Le confezioni, essendo nocive alla salute, sono state richiamate dal mercato. Dopo la prima segnalazione proveniente dalle autorità sanitarie tedesche, anche altri paesi europei hanno lamentato la presenza sul loro territorio dell’alimento per bambini. Peraltro, secondo quanto stabilito dall’agenzia europea RASFF (Notification details – 2018.0066), sarebbe stato confezionato in Italia.
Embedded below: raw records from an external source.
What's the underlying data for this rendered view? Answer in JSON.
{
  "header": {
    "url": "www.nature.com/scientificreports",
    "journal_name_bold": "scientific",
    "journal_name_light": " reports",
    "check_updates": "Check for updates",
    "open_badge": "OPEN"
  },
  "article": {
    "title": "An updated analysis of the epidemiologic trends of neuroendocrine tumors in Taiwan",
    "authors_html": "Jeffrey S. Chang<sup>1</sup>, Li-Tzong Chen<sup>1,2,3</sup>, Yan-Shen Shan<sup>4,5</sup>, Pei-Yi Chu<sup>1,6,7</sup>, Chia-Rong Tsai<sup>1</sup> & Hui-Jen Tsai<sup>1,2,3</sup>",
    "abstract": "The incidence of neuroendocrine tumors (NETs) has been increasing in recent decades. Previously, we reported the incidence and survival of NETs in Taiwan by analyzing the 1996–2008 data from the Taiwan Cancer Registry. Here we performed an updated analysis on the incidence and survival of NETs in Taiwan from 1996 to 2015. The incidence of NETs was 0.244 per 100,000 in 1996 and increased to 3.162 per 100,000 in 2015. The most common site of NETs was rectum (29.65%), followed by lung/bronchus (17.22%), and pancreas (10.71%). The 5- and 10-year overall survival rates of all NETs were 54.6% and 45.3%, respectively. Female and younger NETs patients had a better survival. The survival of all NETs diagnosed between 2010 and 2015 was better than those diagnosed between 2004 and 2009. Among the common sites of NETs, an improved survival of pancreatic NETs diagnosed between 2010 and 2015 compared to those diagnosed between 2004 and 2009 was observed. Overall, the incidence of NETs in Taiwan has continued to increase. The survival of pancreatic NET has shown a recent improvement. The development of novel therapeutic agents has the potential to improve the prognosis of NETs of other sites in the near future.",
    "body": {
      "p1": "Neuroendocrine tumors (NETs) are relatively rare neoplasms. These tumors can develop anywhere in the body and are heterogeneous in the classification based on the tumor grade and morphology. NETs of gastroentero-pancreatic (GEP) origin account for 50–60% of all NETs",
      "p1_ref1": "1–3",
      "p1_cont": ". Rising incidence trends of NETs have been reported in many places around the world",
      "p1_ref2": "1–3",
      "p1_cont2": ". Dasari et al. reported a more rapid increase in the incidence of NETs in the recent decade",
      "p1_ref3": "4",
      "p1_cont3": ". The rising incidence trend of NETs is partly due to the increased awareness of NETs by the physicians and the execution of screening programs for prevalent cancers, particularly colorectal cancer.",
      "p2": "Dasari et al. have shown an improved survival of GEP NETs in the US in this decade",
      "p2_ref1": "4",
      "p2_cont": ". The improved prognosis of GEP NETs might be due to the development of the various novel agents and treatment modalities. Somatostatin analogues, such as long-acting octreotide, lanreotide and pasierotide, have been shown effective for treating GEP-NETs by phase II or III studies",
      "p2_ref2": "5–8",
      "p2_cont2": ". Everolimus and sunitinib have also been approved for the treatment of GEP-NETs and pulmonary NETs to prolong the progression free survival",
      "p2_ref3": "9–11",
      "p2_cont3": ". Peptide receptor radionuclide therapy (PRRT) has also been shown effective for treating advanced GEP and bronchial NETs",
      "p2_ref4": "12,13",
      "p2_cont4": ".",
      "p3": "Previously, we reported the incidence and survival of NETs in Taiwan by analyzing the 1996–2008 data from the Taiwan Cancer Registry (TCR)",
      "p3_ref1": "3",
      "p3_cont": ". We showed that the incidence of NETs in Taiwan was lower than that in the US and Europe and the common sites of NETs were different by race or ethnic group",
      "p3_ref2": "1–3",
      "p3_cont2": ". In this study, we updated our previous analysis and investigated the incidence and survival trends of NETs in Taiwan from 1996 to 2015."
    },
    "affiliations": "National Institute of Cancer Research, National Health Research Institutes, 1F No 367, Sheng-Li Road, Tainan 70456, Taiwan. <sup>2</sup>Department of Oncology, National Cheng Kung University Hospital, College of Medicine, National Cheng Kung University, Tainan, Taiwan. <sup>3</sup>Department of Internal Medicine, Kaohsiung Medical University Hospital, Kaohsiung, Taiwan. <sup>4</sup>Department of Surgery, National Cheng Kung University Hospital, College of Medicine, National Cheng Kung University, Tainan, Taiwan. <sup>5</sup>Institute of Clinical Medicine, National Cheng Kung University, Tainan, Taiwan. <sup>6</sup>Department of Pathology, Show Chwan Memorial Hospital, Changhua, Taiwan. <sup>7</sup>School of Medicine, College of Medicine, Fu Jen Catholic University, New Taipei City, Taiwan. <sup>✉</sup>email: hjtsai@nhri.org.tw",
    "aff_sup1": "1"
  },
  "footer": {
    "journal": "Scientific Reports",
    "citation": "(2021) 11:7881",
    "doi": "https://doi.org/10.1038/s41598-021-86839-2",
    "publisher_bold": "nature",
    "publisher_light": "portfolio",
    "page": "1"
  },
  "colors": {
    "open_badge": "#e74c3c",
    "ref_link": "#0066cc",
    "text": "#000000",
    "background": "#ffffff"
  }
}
Nello specifico si tratta di omogeneizzati Babylove al gusto di lampone, fragola e mela. Si presentano in contenitore di vetro da 190 g. con data di scadenza minima 5/9/2019. Nei barattoli sono state rinvenute tracce di cloro, un disinfettante per alimenti e contenitori.

L’azienda produttrice e di distribuzione è la DM drogerie markt, società tedesca presente anche in Italia dal 2017. Secondo indiscrezioni proprio da li proverrebbe il prodotto incriminato. Successivamente è stato distribuito in diversi stati europei. In particolare Austria, Croazia, Repubblica Ceca, Slovacchia e Ungheria e nella stessa Germania. Non è ancora chiaro se circoli anche in Italia. La presenza di cloro rinvenuta nei barattoli di omogeneizzati alla frutta ha fatto scattare il ritiro dagli scaffali dell’alimento per bambini.

Omogeneizzati alla frutta contenenti cloro richiamati: i rischi per la salute

I livelli di cloro rinvenuto negli omogeneizzati alla frutta Babylove sono significativi: 28,9 mg/kg – ppm. La quantità è tale da procurare pericolo per la salute in ragione del fatto che il cloro inibisce l’assorbimento del necessario apporto di iodio per l’organismo. La DM drogerie markt, società produttrice degli omogeneizzati, scusandosi con i propri clienti per l’incidente, invita a non consumare l’alimento e a riportarlo al punto d’acquisto, dove sarà rimborsato.

Naturalmente, trattandosi di alimento per bimbi, consumatori particolarmente esposti e tutelati, l’attenzione per la vicenda è massima. Le autorità sanitarie europee stanno adoperandosi celermente affinché il prodotto tossico scompaia dagli scaffali degli esercenti così da garantire la tutela dei piccoli consumatori.